Una canción me obligó a abrir los ojos. Cuando lo hice, una luz tenue y azulada se aclaró hasta convertirse en una potente fuente cegadora. Me llevé las manos a los ojos, adolorida, y traté de ponerme de pie. Sin embargo, mis piernas estaban hechas de agua, apodadas sobre un colchón duro y ajeno, donde era imposible levantarse.
—Mami... —jadeé—. Papá.
La canción continuó.
«Padre nuestro, que estás en el cielo...»
Un frío sudor extendió una capa sobre mi piel. Me destapé los ojos, aterrada, y busqué mi entorno. Estaba desorientada, asustada, confundida. Mi corazón latía desesperado dentro de mi pecho. El oxígeno quemaba, derretía, deshacía.
—¡Mami! —chillé, en busca de auxilio—. ¡Papi!
Pero otra escena tomó forma frente a mis ojos.
Hombres y mujeres estaban congregados en una sala sucia y antigua, dibujando una circunferencia con sus cuerpos huesudos. Vestían túnicas claras, y cruces. Cruces por todos lados.
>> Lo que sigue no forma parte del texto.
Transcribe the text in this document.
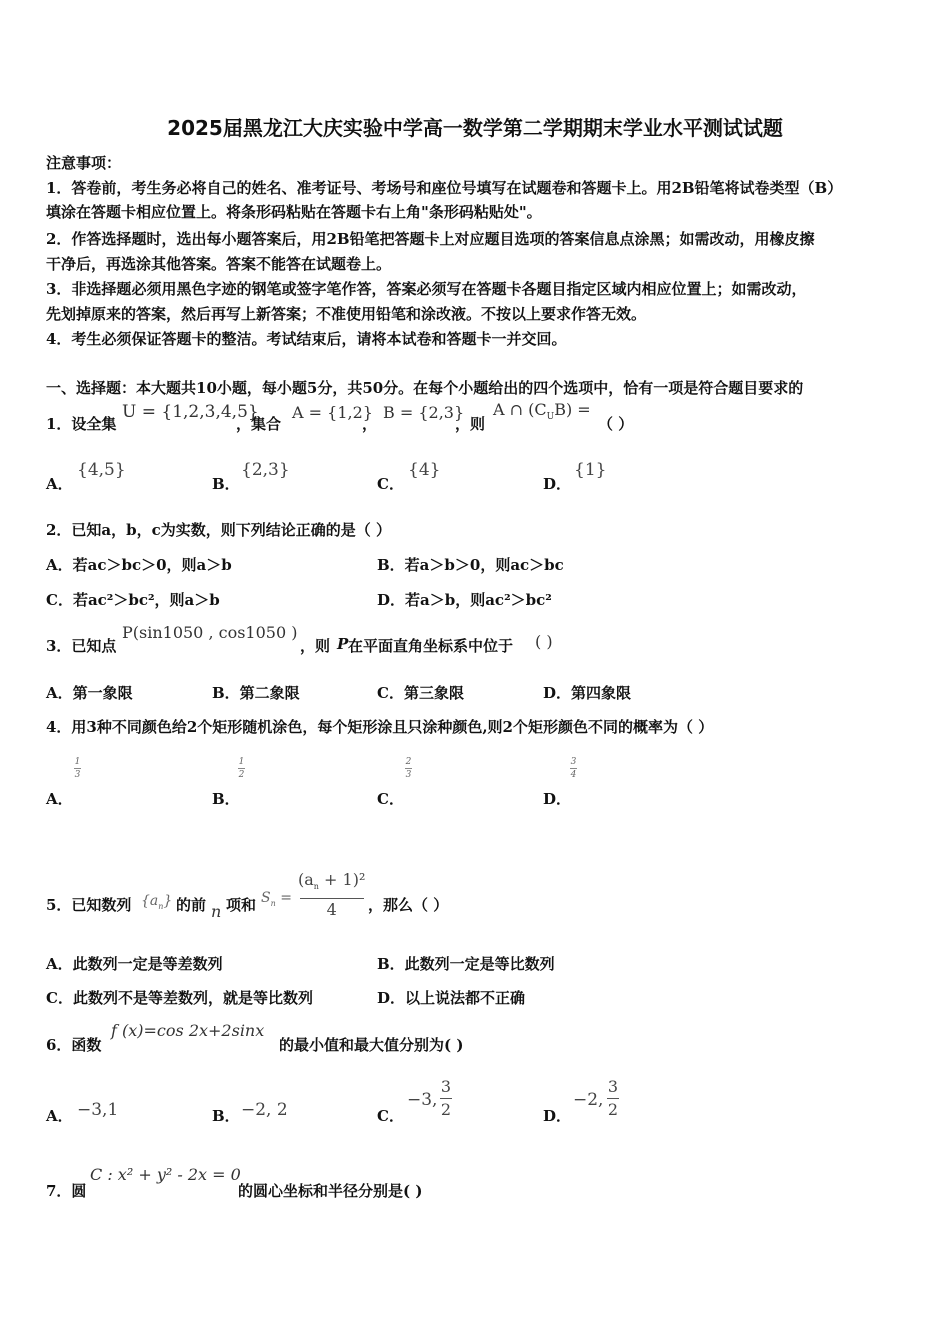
2025届黑龙江大庆实验中学高一数学第二学期期末学业水平测试试题
注意事项：
1．答卷前，考生务必将自己的姓名、准考证号、考场号和座位号填写在试题卷和答题卡上。用2B铅笔将试卷类型（B）
填涂在答题卡相应位置上。将条形码粘贴在答题卡右上角"条形码粘贴处"。
2．作答选择题时，选出每小题答案后，用2B铅笔把答题卡上对应题目选项的答案信息点涂黑；如需改动，用橡皮擦
干净后，再选涂其他答案。答案不能答在试题卷上。
3．非选择题必须用黑色字迹的钢笔或签字笔作答，答案必须写在答题卡各题目指定区域内相应位置上；如需改动，
先划掉原来的答案，然后再写上新答案；不准使用铅笔和涂改液。不按以上要求作答无效。
4．考生必须保证答题卡的整洁。考试结束后，请将本试卷和答题卡一并交回。
一、选择题：本大题共10小题，每小题5分，共50分。在每个小题给出的四个选项中，恰有一项是符合题目要求的
1．设全集
U = {1,2,3,4,5}
，集合
A = {1,2}
，
B = {2,3}
，则
A ∩ $(C_UB)$ =
（ ）
A．
{4,5}
B．
{2,3}
C．
{4}
D．
{1}
2．已知a，b，c为实数，则下列结论正确的是（ ）
A．若ac＞bc＞0，则a＞b	B．若a＞b＞0，则ac＞bc
C．若ac²＞bc²，则a＞b	D．若a＞b，则ac²＞bc²
3．已知点
P(sin1050 , cos1050 )
，则 P 在平面直角坐标系中位于 ( )
A．第一象限	B．第二象限	C．第三象限	D．第四象限
4．用3种不同颜色给2个矩形随机涂色，每个矩形涂且只涂种颜色,则2个矩形颜色不同的概率为（ ）
A．
1
3
B．
1
2
C．
2
3
D．
3
4
5．已知数列 $\{a_n\}$ 的前 n 项和 $S_n$ =
$(a_n + 1)^2$
4 ，那么（ ）
A．此数列一定是等差数列	B．此数列一定是等比数列
C．此数列不是等差数列，就是等比数列	D．以上说法都不正确
6．函数
f (x)=cos 2x+2sinx
的最小值和最大值分别为( )
A． −3,1	B． −2, 2	C．
−3,
3
2	D．
−2,
3
2
7．圆
C : x² + y² - 2x = 0
的圆心坐标和半径分别是( )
Todos cantaban, todos lloraban, todos miraban al hombre de rodilla entre ellos:
Reece, sangrante y moribundo, con una espada clavada en el pecho.
Mi espada.
«Padre, perdona a esta pecadora, asesina y traidora...»
Me senté de golpe, exhausta, y abrí los ojos.
Las personas habían desaparecido.
La pesadilla se había ido.
Volvía a estar en Abismo, sobre la cama acolchada y grande de Nate. Me llevé las manos al rostro, para limpiarme las lágrimas que había dejado salir en mi inconsciencia, e inhalé una bocanada de aire frío. Mis manos todavía estaban temblando. Mis piernas todavía estaban tiesas en la cama. Mi corazón trabajaba al mismo galope desenfrenado.
Una vez más la misma pesadilla, con las mismas personas y distinto desenlace.
Me aparté el cabello de la frente y miré la habitación. El lugar estaba oscuro, más oscuro que en cualquier otra ocasión. Tragué saliva y apoyé las manos a mis costados, sobre el colchón, no obstante, mi mano derecha estuvo lejos de tocar la suave tela del cobertor. Mis dedos tocaron piel, piel gélida y humana.
Sobresaltada, miré a mi lado y fruncí el ceño.
Tuve que parpadear muchas veces para creer lo que estaba viendo.
Nate.
Se encontraba dormido, con la espalda sobre la cama y las dos manos detrás de la cabeza. Arriba de su abdomen, como una bola peluda, se hallaba un gato gris atigrado. Su pecho se movía tranquilo, con calma, al compás del de su amo. Era como un cuadro o una fotografía. La belleza misteriosa de ambos resultaba irreal. Parecía que iba a evaporarse en cualquier segundo para desaparecer en el cielo, allí donde todo era más hermoso y oscuro.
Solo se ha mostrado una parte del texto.